The Myall Park Croquet Club’s Biggest Morning Tea drew 30 people to its home base on Monday 4 May and raised more than $1200 for cancer and medical research. It was the 16th year the club has staged the local fundraiser.
Members and guests came from other clubs in town as the day combined raffles, tea and a familiar club gathering. Ella Sansom said local businesses had once again provided hundreds of dollars’ worth of prizes, which were raffled off in the lead-up to the event to help push this year’s total past $1200.
The money will go to the Hunter Medical Research Institute for the fifth year, extending a run of support that has become part of the club’s calendar. Over the past six years, Myall Park Croquet Club has raised a total of $5600 for HMRI, a result built year after year by a small volunteer team that has kept the event going for 16 years.

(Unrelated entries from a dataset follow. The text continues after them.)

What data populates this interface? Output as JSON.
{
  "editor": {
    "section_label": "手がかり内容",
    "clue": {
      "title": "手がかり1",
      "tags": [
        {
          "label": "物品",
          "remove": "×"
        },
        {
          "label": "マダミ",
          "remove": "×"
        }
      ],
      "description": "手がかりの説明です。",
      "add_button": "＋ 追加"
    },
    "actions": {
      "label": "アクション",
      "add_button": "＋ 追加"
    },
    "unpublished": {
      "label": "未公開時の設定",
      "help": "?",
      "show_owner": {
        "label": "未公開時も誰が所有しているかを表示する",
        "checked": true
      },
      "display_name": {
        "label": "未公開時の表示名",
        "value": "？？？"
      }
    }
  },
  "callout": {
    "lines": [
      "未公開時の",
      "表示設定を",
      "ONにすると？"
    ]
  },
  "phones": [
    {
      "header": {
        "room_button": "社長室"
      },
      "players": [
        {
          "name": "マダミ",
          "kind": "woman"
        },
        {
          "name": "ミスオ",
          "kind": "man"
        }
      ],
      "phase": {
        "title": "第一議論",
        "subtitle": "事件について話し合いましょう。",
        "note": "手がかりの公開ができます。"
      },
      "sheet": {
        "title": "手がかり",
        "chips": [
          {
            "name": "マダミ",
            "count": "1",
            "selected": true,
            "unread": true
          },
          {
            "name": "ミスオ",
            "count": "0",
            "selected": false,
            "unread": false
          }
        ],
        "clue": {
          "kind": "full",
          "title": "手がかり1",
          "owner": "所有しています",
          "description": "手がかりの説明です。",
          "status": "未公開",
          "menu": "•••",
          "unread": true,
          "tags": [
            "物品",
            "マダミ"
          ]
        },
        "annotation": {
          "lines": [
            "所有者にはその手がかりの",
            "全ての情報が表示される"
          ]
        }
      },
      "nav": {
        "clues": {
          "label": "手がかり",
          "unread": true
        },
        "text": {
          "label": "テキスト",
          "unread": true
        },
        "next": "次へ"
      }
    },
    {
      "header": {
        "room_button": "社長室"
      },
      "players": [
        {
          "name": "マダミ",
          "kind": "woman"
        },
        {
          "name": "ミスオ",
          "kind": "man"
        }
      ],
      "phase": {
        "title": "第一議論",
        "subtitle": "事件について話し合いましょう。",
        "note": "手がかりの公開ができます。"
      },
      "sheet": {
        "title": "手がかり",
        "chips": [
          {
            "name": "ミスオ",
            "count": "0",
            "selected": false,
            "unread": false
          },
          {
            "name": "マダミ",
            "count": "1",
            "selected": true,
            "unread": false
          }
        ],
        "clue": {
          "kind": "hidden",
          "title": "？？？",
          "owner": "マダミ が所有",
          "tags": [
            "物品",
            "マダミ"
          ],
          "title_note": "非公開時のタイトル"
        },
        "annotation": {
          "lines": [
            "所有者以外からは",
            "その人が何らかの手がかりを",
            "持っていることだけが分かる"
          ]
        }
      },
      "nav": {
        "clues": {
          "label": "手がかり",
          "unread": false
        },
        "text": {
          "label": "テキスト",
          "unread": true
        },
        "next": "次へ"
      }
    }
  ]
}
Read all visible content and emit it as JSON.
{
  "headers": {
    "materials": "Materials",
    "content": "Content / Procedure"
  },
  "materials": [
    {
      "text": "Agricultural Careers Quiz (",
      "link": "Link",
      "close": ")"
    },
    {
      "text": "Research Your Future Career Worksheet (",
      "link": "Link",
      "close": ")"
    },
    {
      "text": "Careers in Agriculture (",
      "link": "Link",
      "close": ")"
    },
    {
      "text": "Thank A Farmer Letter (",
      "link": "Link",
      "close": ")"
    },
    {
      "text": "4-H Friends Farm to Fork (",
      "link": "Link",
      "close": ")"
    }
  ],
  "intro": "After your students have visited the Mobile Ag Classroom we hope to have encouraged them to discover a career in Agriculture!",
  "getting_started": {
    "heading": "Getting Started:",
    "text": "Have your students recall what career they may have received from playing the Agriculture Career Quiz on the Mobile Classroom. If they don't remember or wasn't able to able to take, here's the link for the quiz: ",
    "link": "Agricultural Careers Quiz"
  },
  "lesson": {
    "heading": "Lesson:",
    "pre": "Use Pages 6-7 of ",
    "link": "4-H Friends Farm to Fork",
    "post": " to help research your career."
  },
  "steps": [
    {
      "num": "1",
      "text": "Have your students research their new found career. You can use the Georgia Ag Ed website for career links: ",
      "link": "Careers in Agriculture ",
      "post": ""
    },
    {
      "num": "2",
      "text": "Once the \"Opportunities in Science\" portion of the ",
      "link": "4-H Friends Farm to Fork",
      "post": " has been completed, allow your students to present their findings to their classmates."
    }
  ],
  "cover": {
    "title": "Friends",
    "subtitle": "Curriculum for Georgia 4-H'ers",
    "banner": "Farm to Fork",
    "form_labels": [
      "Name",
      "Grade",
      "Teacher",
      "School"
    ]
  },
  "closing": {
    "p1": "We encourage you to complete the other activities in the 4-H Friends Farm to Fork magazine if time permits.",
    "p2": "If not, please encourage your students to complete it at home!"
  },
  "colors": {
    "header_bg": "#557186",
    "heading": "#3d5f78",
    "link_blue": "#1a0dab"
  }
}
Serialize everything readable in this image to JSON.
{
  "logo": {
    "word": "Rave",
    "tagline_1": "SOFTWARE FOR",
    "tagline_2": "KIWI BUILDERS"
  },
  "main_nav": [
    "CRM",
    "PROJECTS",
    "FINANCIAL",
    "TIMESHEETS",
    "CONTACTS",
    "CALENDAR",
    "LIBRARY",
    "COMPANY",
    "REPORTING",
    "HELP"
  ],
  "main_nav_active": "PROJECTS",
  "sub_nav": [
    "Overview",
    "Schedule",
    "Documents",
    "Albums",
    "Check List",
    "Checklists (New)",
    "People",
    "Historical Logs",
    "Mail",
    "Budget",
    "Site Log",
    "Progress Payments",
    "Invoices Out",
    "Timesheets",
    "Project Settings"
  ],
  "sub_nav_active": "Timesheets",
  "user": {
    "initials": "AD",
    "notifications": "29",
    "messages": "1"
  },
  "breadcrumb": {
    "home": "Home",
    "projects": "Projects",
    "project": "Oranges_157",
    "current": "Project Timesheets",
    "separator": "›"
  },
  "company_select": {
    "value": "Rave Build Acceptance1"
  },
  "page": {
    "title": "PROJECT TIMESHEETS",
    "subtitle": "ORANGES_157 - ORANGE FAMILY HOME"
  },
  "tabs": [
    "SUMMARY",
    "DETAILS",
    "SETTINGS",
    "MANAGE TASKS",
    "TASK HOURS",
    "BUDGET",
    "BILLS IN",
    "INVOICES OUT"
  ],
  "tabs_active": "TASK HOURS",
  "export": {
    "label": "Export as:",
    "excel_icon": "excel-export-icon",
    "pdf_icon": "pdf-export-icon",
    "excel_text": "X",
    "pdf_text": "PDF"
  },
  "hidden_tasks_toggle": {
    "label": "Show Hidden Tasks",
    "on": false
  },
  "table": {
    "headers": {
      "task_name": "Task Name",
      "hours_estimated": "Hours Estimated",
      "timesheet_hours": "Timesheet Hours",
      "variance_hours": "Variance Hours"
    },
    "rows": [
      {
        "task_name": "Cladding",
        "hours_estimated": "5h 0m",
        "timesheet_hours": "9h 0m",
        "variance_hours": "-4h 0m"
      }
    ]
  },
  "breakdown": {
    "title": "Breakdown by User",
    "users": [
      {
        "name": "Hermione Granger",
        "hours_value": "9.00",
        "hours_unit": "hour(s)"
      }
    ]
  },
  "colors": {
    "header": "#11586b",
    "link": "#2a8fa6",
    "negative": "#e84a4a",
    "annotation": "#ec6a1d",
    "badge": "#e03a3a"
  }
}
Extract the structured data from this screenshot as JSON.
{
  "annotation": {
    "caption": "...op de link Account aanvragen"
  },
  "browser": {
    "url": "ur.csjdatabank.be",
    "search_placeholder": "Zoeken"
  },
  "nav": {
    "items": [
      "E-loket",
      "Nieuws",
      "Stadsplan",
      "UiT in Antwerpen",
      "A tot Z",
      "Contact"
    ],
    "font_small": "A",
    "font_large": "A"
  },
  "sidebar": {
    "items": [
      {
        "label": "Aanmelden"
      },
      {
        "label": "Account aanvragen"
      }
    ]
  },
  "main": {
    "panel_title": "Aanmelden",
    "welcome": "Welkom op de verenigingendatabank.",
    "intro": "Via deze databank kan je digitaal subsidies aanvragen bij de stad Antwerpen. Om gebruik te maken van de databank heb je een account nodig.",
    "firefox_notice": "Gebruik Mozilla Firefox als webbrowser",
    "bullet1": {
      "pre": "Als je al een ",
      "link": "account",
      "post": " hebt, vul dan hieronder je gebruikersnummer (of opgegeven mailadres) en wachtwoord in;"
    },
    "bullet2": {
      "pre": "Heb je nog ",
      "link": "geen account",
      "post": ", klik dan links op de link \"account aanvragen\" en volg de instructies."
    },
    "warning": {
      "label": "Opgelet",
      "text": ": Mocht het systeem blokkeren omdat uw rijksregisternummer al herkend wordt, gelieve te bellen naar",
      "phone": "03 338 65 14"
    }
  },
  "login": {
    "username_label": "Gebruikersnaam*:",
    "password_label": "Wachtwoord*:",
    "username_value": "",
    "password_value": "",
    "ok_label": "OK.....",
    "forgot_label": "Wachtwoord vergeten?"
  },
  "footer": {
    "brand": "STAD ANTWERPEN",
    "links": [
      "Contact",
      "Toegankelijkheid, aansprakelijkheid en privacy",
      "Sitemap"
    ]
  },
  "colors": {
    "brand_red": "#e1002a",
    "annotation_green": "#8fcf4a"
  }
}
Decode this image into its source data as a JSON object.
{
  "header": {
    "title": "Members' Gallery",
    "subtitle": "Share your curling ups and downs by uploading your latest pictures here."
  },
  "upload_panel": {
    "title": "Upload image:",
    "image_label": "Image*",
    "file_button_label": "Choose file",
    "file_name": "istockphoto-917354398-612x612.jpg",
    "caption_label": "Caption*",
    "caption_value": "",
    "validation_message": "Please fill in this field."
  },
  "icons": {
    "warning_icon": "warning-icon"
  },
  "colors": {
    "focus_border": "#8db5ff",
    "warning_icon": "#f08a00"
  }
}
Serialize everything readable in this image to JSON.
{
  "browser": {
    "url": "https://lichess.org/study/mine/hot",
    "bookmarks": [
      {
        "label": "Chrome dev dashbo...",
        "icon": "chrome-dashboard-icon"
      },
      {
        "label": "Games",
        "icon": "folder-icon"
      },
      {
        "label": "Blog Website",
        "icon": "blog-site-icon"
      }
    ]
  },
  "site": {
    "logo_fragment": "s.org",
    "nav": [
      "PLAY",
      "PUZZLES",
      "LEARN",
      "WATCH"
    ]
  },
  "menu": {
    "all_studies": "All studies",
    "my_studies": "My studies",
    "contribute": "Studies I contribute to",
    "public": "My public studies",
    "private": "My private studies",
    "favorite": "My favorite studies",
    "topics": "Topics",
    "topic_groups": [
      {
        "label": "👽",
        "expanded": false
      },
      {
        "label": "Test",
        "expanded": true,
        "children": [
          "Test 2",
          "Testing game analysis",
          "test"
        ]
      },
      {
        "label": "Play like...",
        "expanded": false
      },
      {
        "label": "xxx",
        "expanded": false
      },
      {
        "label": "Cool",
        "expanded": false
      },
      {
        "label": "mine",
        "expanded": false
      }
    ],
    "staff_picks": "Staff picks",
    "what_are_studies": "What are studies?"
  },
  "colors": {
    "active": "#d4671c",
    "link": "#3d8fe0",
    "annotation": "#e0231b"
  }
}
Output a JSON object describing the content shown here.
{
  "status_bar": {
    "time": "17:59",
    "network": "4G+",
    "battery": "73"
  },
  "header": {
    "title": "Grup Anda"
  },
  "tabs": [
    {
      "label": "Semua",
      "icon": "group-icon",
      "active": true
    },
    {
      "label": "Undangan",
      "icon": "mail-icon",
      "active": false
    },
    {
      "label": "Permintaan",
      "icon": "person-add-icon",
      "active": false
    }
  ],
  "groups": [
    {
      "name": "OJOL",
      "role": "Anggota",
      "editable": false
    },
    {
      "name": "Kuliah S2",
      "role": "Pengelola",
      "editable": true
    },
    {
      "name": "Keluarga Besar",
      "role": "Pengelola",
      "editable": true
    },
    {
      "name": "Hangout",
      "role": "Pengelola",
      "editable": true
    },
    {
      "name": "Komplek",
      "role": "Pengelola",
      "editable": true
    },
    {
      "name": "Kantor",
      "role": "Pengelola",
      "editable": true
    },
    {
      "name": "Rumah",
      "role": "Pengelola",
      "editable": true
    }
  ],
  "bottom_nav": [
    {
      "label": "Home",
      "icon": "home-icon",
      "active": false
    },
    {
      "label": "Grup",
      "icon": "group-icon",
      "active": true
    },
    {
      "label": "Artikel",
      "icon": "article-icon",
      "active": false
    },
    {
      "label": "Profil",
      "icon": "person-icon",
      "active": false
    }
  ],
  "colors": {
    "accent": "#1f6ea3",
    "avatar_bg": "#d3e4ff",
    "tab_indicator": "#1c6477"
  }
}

That team includes Sharon Barwick, Fran Henderson and Kay Webb, who have been on board for 16 years, along with Marlene Feltis, who joined more recently. Their work has tied the fundraiser to local support in a practical way: businesses donate the prizes, guests buy the tickets, and the money is sent on to research rather than staying at the club.
Sansom said the club’s aim was to keep helping people through the research funded by HMRI, which she described as work that supports people with a wide range of medical issues. The institute has recently pointed to field studies using regular at-home nasal swabs and marked the 30-year milestone of the Australian Longitudinal Study on Women’s Health, but for the croquet club the connection is simpler and closer to home — a small annual event that keeps producing real money for a bigger cause.
With another Biggest Morning Tea completed, the club has shown the fundraiser still has local traction. The question now is not whether the event will continue, but whether next year’s effort can build on a total that has already become significant for a volunteer-run club.